To encourage modelers to develop methods with broad applications, the NLB organizers selected benchmark datasets that span different brain areas and different behaviors. Methods that can accurately account for neural responses in a variety of brain areas offer a potential window into the general principles that neural populations employ to perform computations. “Don’t just develop a method that you test on your V1 dataset or I test on my motor cortex dataset,” Pandarinath says. “The principles of how a population of neurons works together, those are general.”
The organizers believe that encouraging models that generalize to different brain regions will push the field forward. “With these benchmarks, we think it’s important that we go a little bit beyond what the field can do right now,” says Pandarinath. “Being a little ahead of what the field can currently do will allow us to track progress towards that over time.”
The first NLB challenge will be released in August 2021 on the EvalAI platform. The organizers are hoping to give a workshop at the 2022 Cosyne conference to announce the winners of the challenge, to discuss the competition, and to solicit ideas for future competitions.
The third effort, the Multi-Agent Behavior (MABe) challenge, led by Ann Kennedy, a neuroscientist at Northwestern University, uses many of the same tools as Brain-Score and NLB but focuses on models of behavior. Much as the volume of neural data in neuroscience has exploded, advances in machine vision have fueled a boom in the volume of behavioral video data, leaving the field of behavioral analysis in a similar situation as the field of neuroscience. The MABe challenge centers on a particularly challenging aspect of behavior — social interactions among multiple animals.
“In creating this challenge we wanted to encourage people to focus on particular things that we think are current barriers to progress in the field of computational behavior analysis,” says Kennedy. One of those barriers is the question of why researchers categorize the same animal behavior differently. In one of the challenge’s tasks, individuals had to submit models where they correctly predicted the idiosyncratic way in which researchers annotated videos of animals engaged in social interactions.
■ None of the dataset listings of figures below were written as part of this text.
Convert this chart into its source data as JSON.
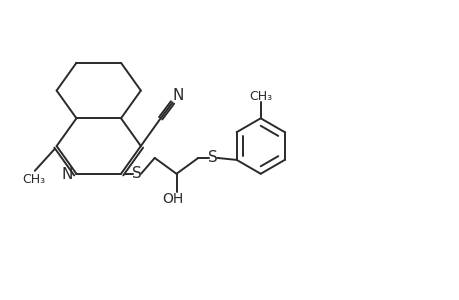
{
  "bg_color": "#ffffff",
  "line_color": "#2a2a2a",
  "line_width": 1.4,
  "font_size": 10,
  "figsize": [
    4.6,
    3.0
  ],
  "dpi": 100,
  "xlim": [
    0,
    46
  ],
  "ylim": [
    0,
    30
  ]
}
“This was like a mini-model of what happens when lab A has made a classifier for ‘attack’ and they give it to lab B, and it disagrees with what lab B defines as ‘attack,’” says Kennedy. “Where are those differences coming from?” By understanding the specific features of behavior that lead two people to differ in their definitions, Kennedy hopes to drive our understanding of animal behavior forward. “By going from one person’s binary definitions of a behavior to having more people describe these behaviors we’re hoping we can build towards a richer vocabulary of animals’ actions.”
Although ImageNet offers an excellent blueprint for understanding the key elements needed to correctly benchmark and accelerate progress in science, whether neuroscience can mirror ImageNet’s success will ultimately rest on the community’s ability to work together toward a common goal. “[Brain-Score] is not my lab’s,” says DiCarlo. “It’s something for the community. Even though we’ve been the driver, we think of this as something that’s bigger than us, and we’re just trying to grease the wheels.”